300 BOSTON SCIENTIFIC WAY
MARLBOROUGH, MA01752-1234
SVP&Pres, Periph Intervent
Signatures
/s/ Vance R. Brown, Attorney-in-fact 03/02/2017
Signature of Reporting Person Date
Explanation of Responses:
( 1 )On February 24, 2014, the reporting person was awarded a target number of performance share units under the Company's 2014 Total Shareholder Return Performance Share Program, the actual number of which to be earned by the reporting person was based on the Company's total shareholder return performance percentile relative to that of the other companies in the S&P 500 Healthcare Index over the three annual performance cycles comprising the three-year period ended December 31, 2016 and was subject to the completion of the concurrent three-year individual service period. On February 28, 2017, the number of the target performance share units as to which the performance criteria had been satisfied was determined and the individual service period was satisfied.
( 2 )Includes shares acquired under the Boston Scientific Global Employee Stock Purchase Plan based upon the most current data available.
( 3 )Each deferred stock unit represents the Company's commitment to issue one share of Boston Scientific common stock.
( 4 )Represents the weighted average sale price. These shares were sold in multiple transactions at prices ranging from $24.65 to $24.68, inclusive.
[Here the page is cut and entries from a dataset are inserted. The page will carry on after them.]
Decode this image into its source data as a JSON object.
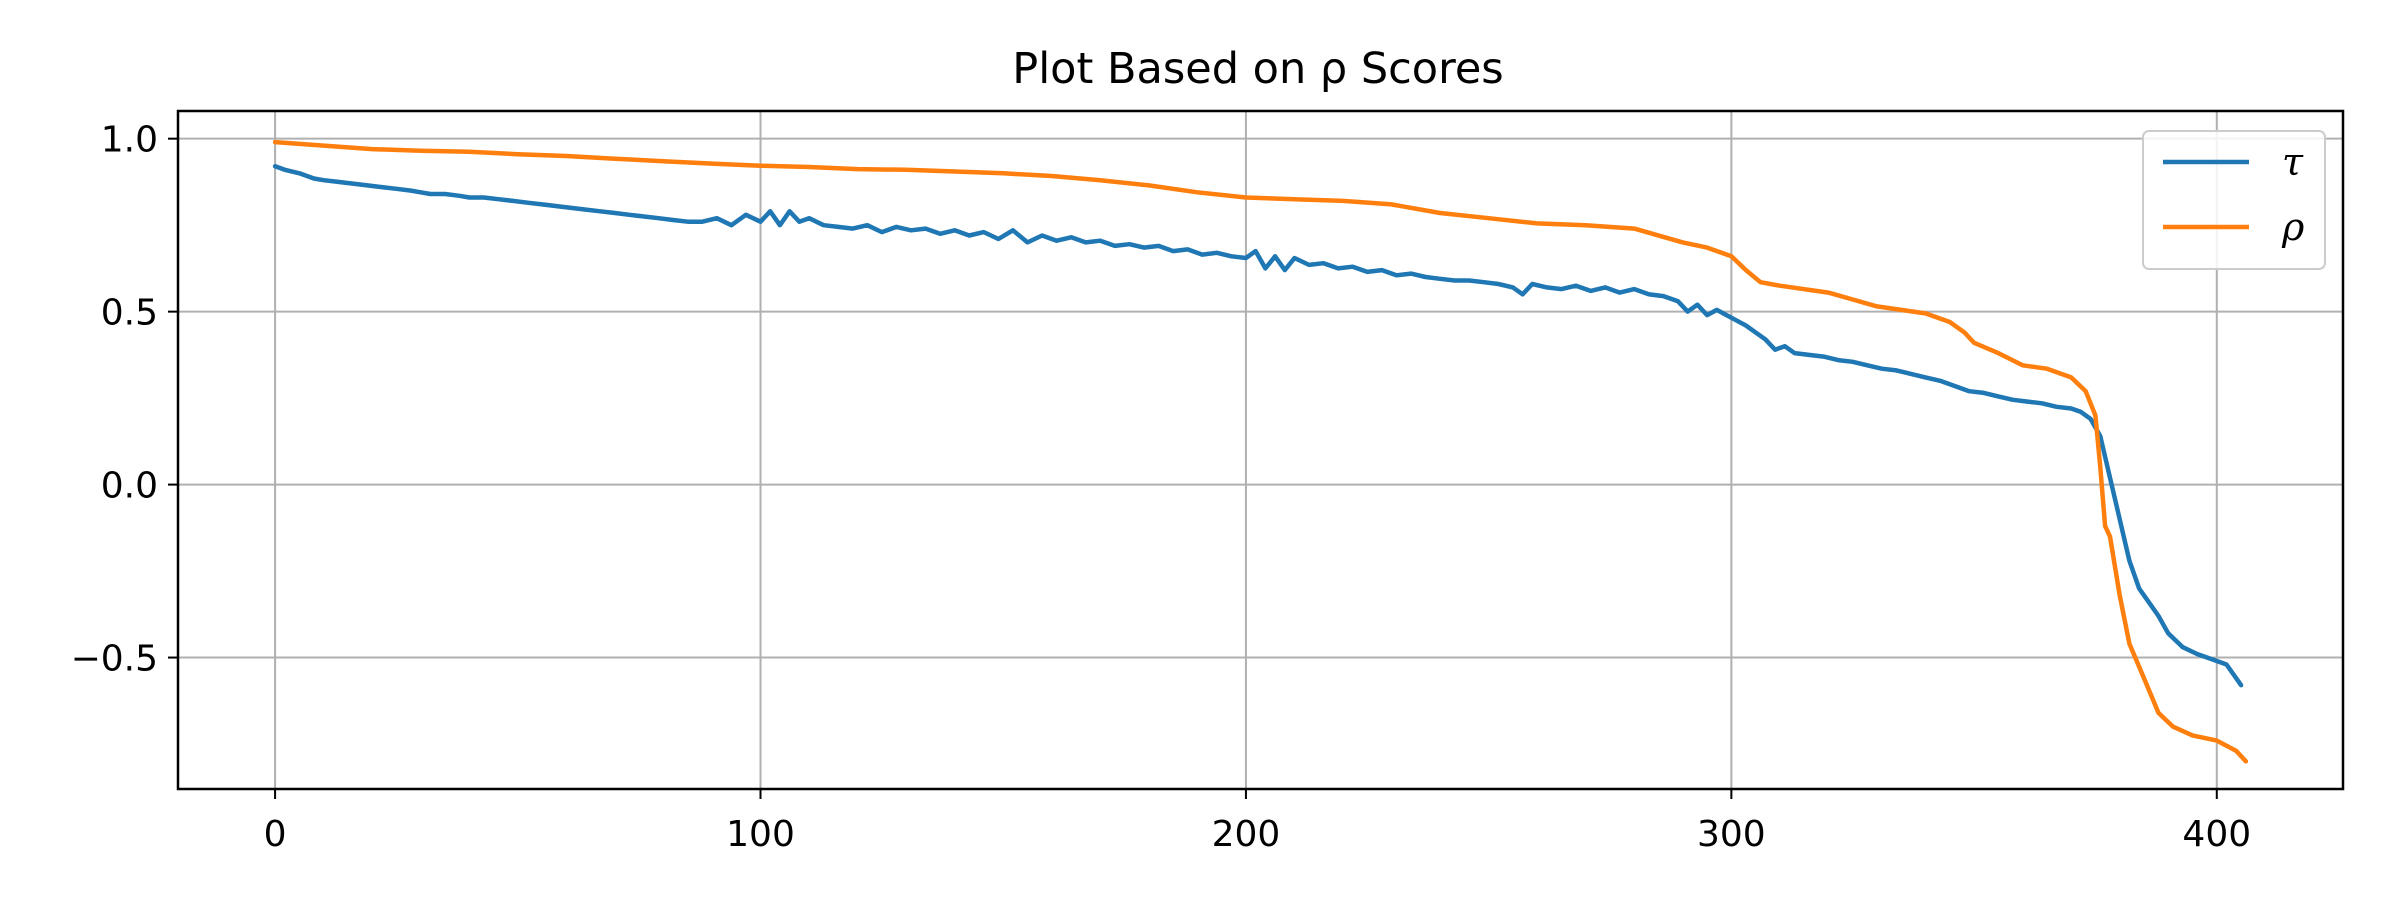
{
  "chart_data": {
    "type": "line",
    "title": "Plot Based on ρ Scores",
    "xlabel": "",
    "ylabel": "",
    "xlim": [
      -20,
      426
    ],
    "ylim": [
      -0.88,
      1.08
    ],
    "xticks": [
      0,
      100,
      200,
      300,
      400
    ],
    "xtick_labels": [
      "0",
      "100",
      "200",
      "300",
      "400"
    ],
    "yticks": [
      -0.5,
      0.0,
      0.5,
      1.0
    ],
    "ytick_labels": [
      "−0.5",
      "0.0",
      "0.5",
      "1.0"
    ],
    "grid": true,
    "legend_position": "top-right",
    "series": [
      {
        "name": "τ",
        "color": "#1f77b4",
        "points": [
          [
            0,
            0.92
          ],
          [
            2,
            0.91
          ],
          [
            5,
            0.9
          ],
          [
            8,
            0.885
          ],
          [
            10,
            0.88
          ],
          [
            13,
            0.875
          ],
          [
            16,
            0.87
          ],
          [
            19,
            0.865
          ],
          [
            22,
            0.86
          ],
          [
            25,
            0.855
          ],
          [
            28,
            0.85
          ],
          [
            30,
            0.845
          ],
          [
            32,
            0.84
          ],
          [
            35,
            0.84
          ],
          [
            38,
            0.835
          ],
          [
            40,
            0.83
          ],
          [
            43,
            0.83
          ],
          [
            46,
            0.825
          ],
          [
            49,
            0.82
          ],
          [
            52,
            0.815
          ],
          [
            55,
            0.81
          ],
          [
            58,
            0.805
          ],
          [
            61,
            0.8
          ],
          [
            64,
            0.795
          ],
          [
            67,
            0.79
          ],
          [
            70,
            0.785
          ],
          [
            73,
            0.78
          ],
          [
            76,
            0.775
          ],
          [
            79,
            0.77
          ],
          [
            82,
            0.765
          ],
          [
            85,
            0.76
          ],
          [
            88,
            0.76
          ],
          [
            91,
            0.77
          ],
          [
            94,
            0.75
          ],
          [
            97,
            0.78
          ],
          [
            100,
            0.76
          ],
          [
            102,
            0.79
          ],
          [
            104,
            0.75
          ],
          [
            106,
            0.79
          ],
          [
            108,
            0.76
          ],
          [
            110,
            0.77
          ],
          [
            113,
            0.75
          ],
          [
            116,
            0.745
          ],
          [
            119,
            0.74
          ],
          [
            122,
            0.75
          ],
          [
            125,
            0.73
          ],
          [
            128,
            0.745
          ],
          [
            131,
            0.735
          ],
          [
            134,
            0.74
          ],
          [
            137,
            0.725
          ],
          [
            140,
            0.735
          ],
          [
            143,
            0.72
          ],
          [
            146,
            0.73
          ],
          [
            149,
            0.71
          ],
          [
            152,
            0.735
          ],
          [
            155,
            0.7
          ],
          [
            158,
            0.72
          ],
          [
            161,
            0.705
          ],
          [
            164,
            0.715
          ],
          [
            167,
            0.7
          ],
          [
            170,
            0.705
          ],
          [
            173,
            0.69
          ],
          [
            176,
            0.695
          ],
          [
            179,
            0.685
          ],
          [
            182,
            0.69
          ],
          [
            185,
            0.675
          ],
          [
            188,
            0.68
          ],
          [
            191,
            0.665
          ],
          [
            194,
            0.67
          ],
          [
            197,
            0.66
          ],
          [
            200,
            0.655
          ],
          [
            202,
            0.675
          ],
          [
            204,
            0.625
          ],
          [
            206,
            0.66
          ],
          [
            208,
            0.62
          ],
          [
            210,
            0.655
          ],
          [
            213,
            0.635
          ],
          [
            216,
            0.64
          ],
          [
            219,
            0.625
          ],
          [
            222,
            0.63
          ],
          [
            225,
            0.615
          ],
          [
            228,
            0.62
          ],
          [
            231,
            0.605
          ],
          [
            234,
            0.61
          ],
          [
            237,
            0.6
          ],
          [
            240,
            0.595
          ],
          [
            243,
            0.59
          ],
          [
            246,
            0.59
          ],
          [
            249,
            0.585
          ],
          [
            252,
            0.58
          ],
          [
            255,
            0.57
          ],
          [
            257,
            0.55
          ],
          [
            259,
            0.58
          ],
          [
            262,
            0.57
          ],
          [
            265,
            0.565
          ],
          [
            268,
            0.575
          ],
          [
            271,
            0.56
          ],
          [
            274,
            0.57
          ],
          [
            277,
            0.555
          ],
          [
            280,
            0.565
          ],
          [
            283,
            0.55
          ],
          [
            286,
            0.545
          ],
          [
            289,
            0.53
          ],
          [
            291,
            0.5
          ],
          [
            293,
            0.52
          ],
          [
            295,
            0.49
          ],
          [
            297,
            0.505
          ],
          [
            299,
            0.49
          ],
          [
            301,
            0.475
          ],
          [
            303,
            0.46
          ],
          [
            305,
            0.44
          ],
          [
            307,
            0.42
          ],
          [
            309,
            0.39
          ],
          [
            311,
            0.4
          ],
          [
            313,
            0.38
          ],
          [
            316,
            0.375
          ],
          [
            319,
            0.37
          ],
          [
            322,
            0.36
          ],
          [
            325,
            0.355
          ],
          [
            328,
            0.345
          ],
          [
            331,
            0.335
          ],
          [
            334,
            0.33
          ],
          [
            337,
            0.32
          ],
          [
            340,
            0.31
          ],
          [
            343,
            0.3
          ],
          [
            346,
            0.285
          ],
          [
            349,
            0.27
          ],
          [
            352,
            0.265
          ],
          [
            355,
            0.255
          ],
          [
            358,
            0.245
          ],
          [
            361,
            0.24
          ],
          [
            364,
            0.235
          ],
          [
            367,
            0.225
          ],
          [
            370,
            0.22
          ],
          [
            372,
            0.21
          ],
          [
            374,
            0.19
          ],
          [
            376,
            0.14
          ],
          [
            378,
            0.02
          ],
          [
            380,
            -0.1
          ],
          [
            382,
            -0.22
          ],
          [
            384,
            -0.3
          ],
          [
            386,
            -0.34
          ],
          [
            388,
            -0.38
          ],
          [
            390,
            -0.43
          ],
          [
            393,
            -0.47
          ],
          [
            396,
            -0.49
          ],
          [
            399,
            -0.505
          ],
          [
            402,
            -0.52
          ],
          [
            405,
            -0.58
          ]
        ]
      },
      {
        "name": "ρ",
        "color": "#ff7f0e",
        "points": [
          [
            0,
            0.99
          ],
          [
            10,
            0.98
          ],
          [
            20,
            0.97
          ],
          [
            30,
            0.965
          ],
          [
            40,
            0.962
          ],
          [
            50,
            0.955
          ],
          [
            60,
            0.95
          ],
          [
            70,
            0.942
          ],
          [
            80,
            0.935
          ],
          [
            90,
            0.928
          ],
          [
            100,
            0.922
          ],
          [
            110,
            0.918
          ],
          [
            120,
            0.912
          ],
          [
            130,
            0.91
          ],
          [
            140,
            0.905
          ],
          [
            150,
            0.9
          ],
          [
            160,
            0.892
          ],
          [
            170,
            0.88
          ],
          [
            180,
            0.865
          ],
          [
            190,
            0.845
          ],
          [
            200,
            0.83
          ],
          [
            210,
            0.825
          ],
          [
            220,
            0.82
          ],
          [
            230,
            0.81
          ],
          [
            240,
            0.785
          ],
          [
            250,
            0.77
          ],
          [
            260,
            0.755
          ],
          [
            270,
            0.75
          ],
          [
            280,
            0.74
          ],
          [
            290,
            0.7
          ],
          [
            295,
            0.685
          ],
          [
            300,
            0.66
          ],
          [
            303,
            0.62
          ],
          [
            306,
            0.585
          ],
          [
            310,
            0.575
          ],
          [
            320,
            0.555
          ],
          [
            325,
            0.535
          ],
          [
            330,
            0.515
          ],
          [
            335,
            0.505
          ],
          [
            340,
            0.495
          ],
          [
            345,
            0.47
          ],
          [
            348,
            0.44
          ],
          [
            350,
            0.41
          ],
          [
            355,
            0.38
          ],
          [
            360,
            0.345
          ],
          [
            365,
            0.335
          ],
          [
            370,
            0.31
          ],
          [
            373,
            0.27
          ],
          [
            375,
            0.2
          ],
          [
            376,
            0.05
          ],
          [
            377,
            -0.12
          ],
          [
            378,
            -0.15
          ],
          [
            380,
            -0.32
          ],
          [
            382,
            -0.46
          ],
          [
            385,
            -0.56
          ],
          [
            388,
            -0.66
          ],
          [
            391,
            -0.7
          ],
          [
            395,
            -0.725
          ],
          [
            400,
            -0.74
          ],
          [
            404,
            -0.77
          ],
          [
            406,
            -0.8
          ]
        ]
      }
    ]
  }
}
The reporting person undertakes to provide upon request by the U.S. Securities and Exchange Commission staff, the issuer or a security holder of the issuer, full information regarding the number of shares sold at each separate price.
( 5 )Shares of common stock will be issued to the reporting person in five equal annual installments beginning on February 28, 2014, the first anniversary of the date of grant.
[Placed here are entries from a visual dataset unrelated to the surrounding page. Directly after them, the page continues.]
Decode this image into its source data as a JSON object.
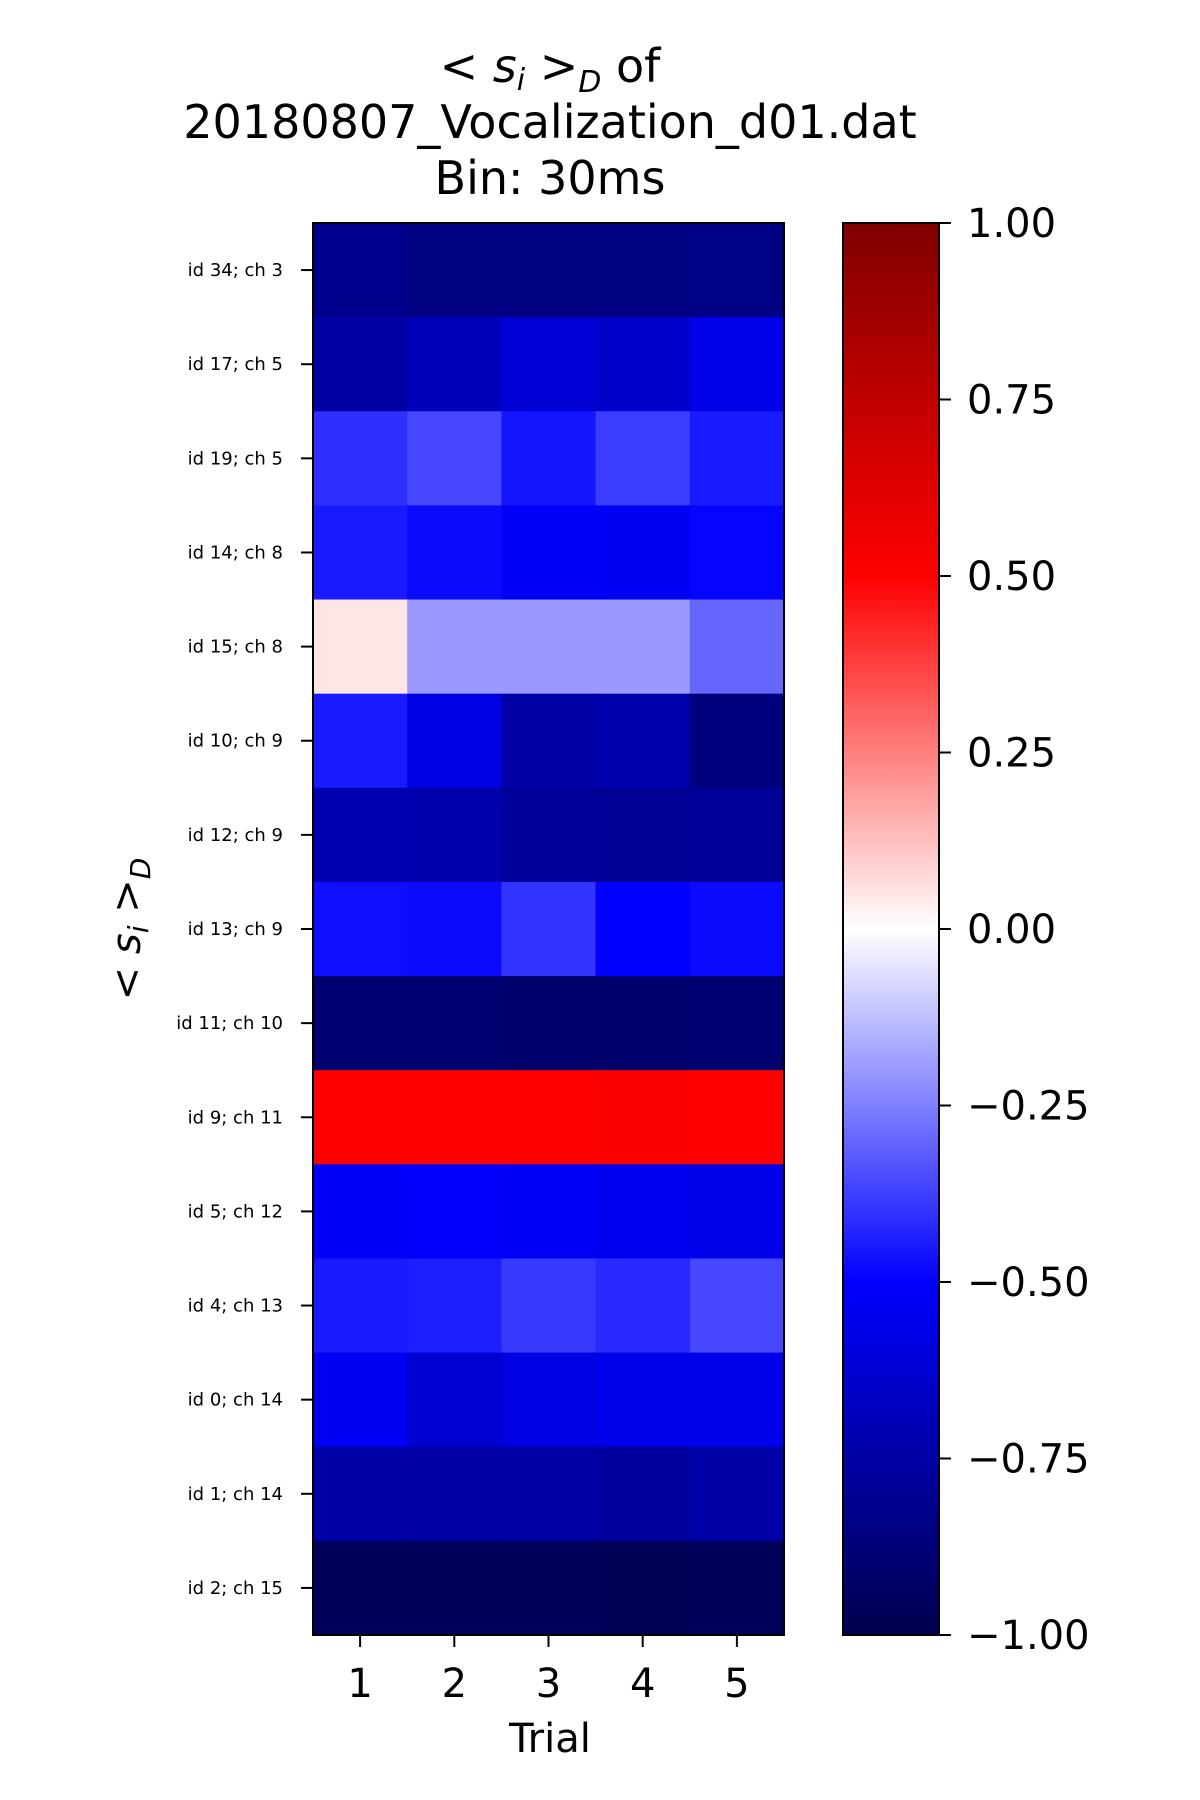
{
  "chart_data": {
    "type": "heatmap",
    "title": [
      "< s_i >_D of",
      "20180807_Vocalization_d01.dat",
      "Bin: 30ms"
    ],
    "title_math": {
      "open": "< ",
      "var": "s",
      "sub_i": "i",
      "close": " >",
      "sub_D": "D",
      "tail": " of"
    },
    "xlabel": "Trial",
    "ylabel": {
      "open": "< ",
      "var": "s",
      "sub_i": "i",
      "close": " >",
      "sub_D": "D"
    },
    "x_ticks": [
      "1",
      "2",
      "3",
      "4",
      "5"
    ],
    "y_ticks": [
      "id 34; ch 3",
      "id 17; ch 5",
      "id 19; ch 5",
      "id 14; ch 8",
      "id 15; ch 8",
      "id 10; ch 9",
      "id 12; ch 9",
      "id 13; ch 9",
      "id 11; ch 10",
      "id 9; ch 11",
      "id 5; ch 12",
      "id 4; ch 13",
      "id 0; ch 14",
      "id 1; ch 14",
      "id 2; ch 15"
    ],
    "values": [
      [
        -0.82,
        -0.85,
        -0.85,
        -0.85,
        -0.84
      ],
      [
        -0.76,
        -0.69,
        -0.62,
        -0.64,
        -0.56
      ],
      [
        -0.41,
        -0.36,
        -0.46,
        -0.38,
        -0.45
      ],
      [
        -0.45,
        -0.48,
        -0.52,
        -0.53,
        -0.49
      ],
      [
        0.05,
        -0.2,
        -0.2,
        -0.2,
        -0.3
      ],
      [
        -0.45,
        -0.58,
        -0.75,
        -0.73,
        -0.86
      ],
      [
        -0.72,
        -0.73,
        -0.78,
        -0.8,
        -0.79
      ],
      [
        -0.47,
        -0.48,
        -0.4,
        -0.5,
        -0.48
      ],
      [
        -0.9,
        -0.9,
        -0.91,
        -0.91,
        -0.9
      ],
      [
        0.5,
        0.5,
        0.5,
        0.51,
        0.5
      ],
      [
        -0.52,
        -0.51,
        -0.52,
        -0.54,
        -0.56
      ],
      [
        -0.45,
        -0.44,
        -0.39,
        -0.42,
        -0.36
      ],
      [
        -0.53,
        -0.63,
        -0.58,
        -0.56,
        -0.56
      ],
      [
        -0.74,
        -0.75,
        -0.75,
        -0.77,
        -0.74
      ],
      [
        -0.96,
        -0.96,
        -0.96,
        -0.97,
        -0.96
      ]
    ],
    "colormap": "seismic",
    "vmin": -1.0,
    "vmax": 1.0,
    "colorbar_ticks": [
      "1.00",
      "0.75",
      "0.50",
      "0.25",
      "0.00",
      "−0.25",
      "−0.50",
      "−0.75",
      "−1.00"
    ],
    "colorbar_tick_values": [
      1.0,
      0.75,
      0.5,
      0.25,
      0.0,
      -0.25,
      -0.5,
      -0.75,
      -1.0
    ]
  }
}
( 6 )Shares of common stock will be issued to the reporting person in five equal annual installments beginning on February 28, 2018, the first anniversary of the date of grant.
( 7 )Each performance share unit represents the Company's commitment to issue one share of Boston Scientific common stock.
( 8 )On February 22, 2016, the reporting person was awarded a target number of performance share units under the Company's 2016 Free Cash Flow Performance Share Program, the actual number of which to be earned by the reporting person based on the Company's 2016 adjusted free cash flow measured against its 2016 financial plan over the one-year performance period ending December 31, 2016 and subject to the completion of a three-year individual service period (inclusive of the performance period). On February 28, 2017, the number of the target performance share units as to which the performance criteria had been satisfied was determined. The performance share units so determined will vest in whole upon the completion of the individual service period that ends on December 31, 2018.
( 9 )Grant to the reporting person of an option to purchase a specified number of shares of common stock vesting in four equal annual installments beginning on February 28, 2018, the first anniversary of the date of grant.